Effects of ground movements on realistic guide models for the European Spallation Source

TL;DR

This study uses ray-tracing simulations to assess how ground movements affect neutron guide efficiency at the European Spallation Source, finding smaller losses in realistic models than previously predicted, thus informing guide design.

Contribution

It provides a detailed simulation-based analysis of ground movement effects on neutron guides, demonstrating reduced losses with realistic engineering models compared to earlier simple models.

Findings

Losses are about 7% for the BIFROST guide at 2.3-4.0 Å.

Realistic guide mounting reduces predicted losses.

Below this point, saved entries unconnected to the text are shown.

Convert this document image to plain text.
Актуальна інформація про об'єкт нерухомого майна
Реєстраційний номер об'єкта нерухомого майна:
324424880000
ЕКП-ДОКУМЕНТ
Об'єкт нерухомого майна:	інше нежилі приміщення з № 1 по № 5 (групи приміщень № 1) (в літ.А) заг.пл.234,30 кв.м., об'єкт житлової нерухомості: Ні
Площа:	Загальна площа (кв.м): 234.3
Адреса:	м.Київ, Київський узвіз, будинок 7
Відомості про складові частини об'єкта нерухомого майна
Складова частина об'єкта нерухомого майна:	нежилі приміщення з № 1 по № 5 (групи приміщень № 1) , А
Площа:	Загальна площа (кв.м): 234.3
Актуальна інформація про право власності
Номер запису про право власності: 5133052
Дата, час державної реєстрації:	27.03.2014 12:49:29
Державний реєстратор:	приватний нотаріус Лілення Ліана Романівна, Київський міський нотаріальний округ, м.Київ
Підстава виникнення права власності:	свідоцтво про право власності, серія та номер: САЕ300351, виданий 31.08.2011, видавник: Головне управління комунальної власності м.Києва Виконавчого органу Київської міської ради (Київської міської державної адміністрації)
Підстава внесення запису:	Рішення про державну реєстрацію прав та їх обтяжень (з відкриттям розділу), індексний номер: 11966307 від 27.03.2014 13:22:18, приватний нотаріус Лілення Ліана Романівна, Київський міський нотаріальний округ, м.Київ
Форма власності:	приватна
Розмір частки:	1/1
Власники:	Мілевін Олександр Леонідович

Overillumination is unnecessary for mitigation.

Abstract

We model the effect of ground movement, based on empirical experience, on the transport properties of long neutron guides by ray-tracing simulations. Our results reproduce the large losses found by an earlier study for a simple model, while for a more realistic engineering model of guide mounting, we find the losses to be significantly smaller than earlier predicted. A detailed study of the guide for the cold neutron spectrometer BIFROST at the European Spallation Source shows that the loss is 7.0(5) % for wavelengths of 2.3-4.0 {\AA}; the typical operational wavelength range of the instrument. This amount of loss does not call for mitigation by overillumination as suggested in the previous work. Our work serves to quantify the robustness of the transport properties of long neutron guides, in construction or planning at neutron facilities worldwide.